The proof: Let $\alpha= \sup X$. If $f$ is a bijective mapping of $\alpha$ onto some $\beta < \alpha$, let $\kappa \in X$ be such that $\beta < \kappa \le \alpha$. Then $|\kappa|=|\{f(\xi): \xi < \kappa\}| \le \beta$, a contradiction. Thus, $\alpha$ is a cardinal.
*An ordinal $\alpha$ is a cardinal if $|\alpha|\neq |\beta|$ for all $\beta < \alpha$.
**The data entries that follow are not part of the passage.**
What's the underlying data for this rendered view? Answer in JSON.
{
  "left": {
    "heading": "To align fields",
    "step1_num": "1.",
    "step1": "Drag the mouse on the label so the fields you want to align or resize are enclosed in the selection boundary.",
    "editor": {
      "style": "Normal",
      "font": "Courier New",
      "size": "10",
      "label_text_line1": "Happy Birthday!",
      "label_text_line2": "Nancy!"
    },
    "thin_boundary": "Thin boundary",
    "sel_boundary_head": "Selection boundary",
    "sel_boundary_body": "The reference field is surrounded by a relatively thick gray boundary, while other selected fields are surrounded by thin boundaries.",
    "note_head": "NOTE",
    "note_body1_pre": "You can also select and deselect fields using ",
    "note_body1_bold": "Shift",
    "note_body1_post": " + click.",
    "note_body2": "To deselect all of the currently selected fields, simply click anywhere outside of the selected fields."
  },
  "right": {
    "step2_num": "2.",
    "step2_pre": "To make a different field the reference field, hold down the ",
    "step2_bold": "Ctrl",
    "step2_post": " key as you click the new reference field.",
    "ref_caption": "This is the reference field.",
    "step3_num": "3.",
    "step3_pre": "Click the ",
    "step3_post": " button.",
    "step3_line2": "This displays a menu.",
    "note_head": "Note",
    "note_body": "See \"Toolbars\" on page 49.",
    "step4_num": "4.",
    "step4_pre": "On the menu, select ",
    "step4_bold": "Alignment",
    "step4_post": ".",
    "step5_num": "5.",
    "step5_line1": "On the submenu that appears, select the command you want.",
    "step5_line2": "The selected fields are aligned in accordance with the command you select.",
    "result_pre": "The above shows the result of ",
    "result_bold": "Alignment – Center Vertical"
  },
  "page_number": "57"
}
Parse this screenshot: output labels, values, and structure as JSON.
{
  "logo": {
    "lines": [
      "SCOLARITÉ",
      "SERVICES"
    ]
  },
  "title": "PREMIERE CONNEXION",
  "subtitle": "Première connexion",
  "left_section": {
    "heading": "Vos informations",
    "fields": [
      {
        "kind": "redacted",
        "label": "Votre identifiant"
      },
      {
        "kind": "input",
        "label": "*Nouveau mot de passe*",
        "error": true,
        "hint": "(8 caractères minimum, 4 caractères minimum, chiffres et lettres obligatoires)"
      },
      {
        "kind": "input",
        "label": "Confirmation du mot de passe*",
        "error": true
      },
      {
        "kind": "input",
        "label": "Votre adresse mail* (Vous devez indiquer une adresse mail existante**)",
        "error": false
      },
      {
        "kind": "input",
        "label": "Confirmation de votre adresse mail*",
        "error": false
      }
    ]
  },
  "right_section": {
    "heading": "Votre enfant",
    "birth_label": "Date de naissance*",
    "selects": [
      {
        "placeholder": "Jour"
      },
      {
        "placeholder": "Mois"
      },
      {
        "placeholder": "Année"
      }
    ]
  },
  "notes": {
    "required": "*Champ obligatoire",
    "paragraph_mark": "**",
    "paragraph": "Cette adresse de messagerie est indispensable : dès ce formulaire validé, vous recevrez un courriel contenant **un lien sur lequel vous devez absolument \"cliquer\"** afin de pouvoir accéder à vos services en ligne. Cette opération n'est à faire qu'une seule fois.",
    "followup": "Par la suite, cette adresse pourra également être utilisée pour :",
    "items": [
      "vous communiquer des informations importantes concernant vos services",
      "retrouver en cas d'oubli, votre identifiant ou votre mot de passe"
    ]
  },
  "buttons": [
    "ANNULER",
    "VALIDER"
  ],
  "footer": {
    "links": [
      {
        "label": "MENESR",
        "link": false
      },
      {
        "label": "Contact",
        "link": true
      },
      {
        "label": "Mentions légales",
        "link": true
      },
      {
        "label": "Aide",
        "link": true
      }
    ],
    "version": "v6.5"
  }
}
Here's how far I think I understand the logic of the proof; first we assume $\alpha$ isn't a cardinal. This means there would be a $\beta$ less than $\alpha$ which is equinumerous to $\alpha$. We then suppose another ordinal $\kappa$ greater than $\beta$ but that injects into $\alpha$. What I don't get is how do we know that $|\kappa|=|\{f(\xi): \xi < \kappa\}|$, not to mention how $|\{f(\xi): \xi < \kappa\}| \le \beta$. If all of that stands true, then I get that we arrive at the contradiction; $\beta < \kappa$ means $\beta \in \kappa$ and that implies there can't be an injection from $\kappa$ into $\beta$ ($\kappa \le \beta$).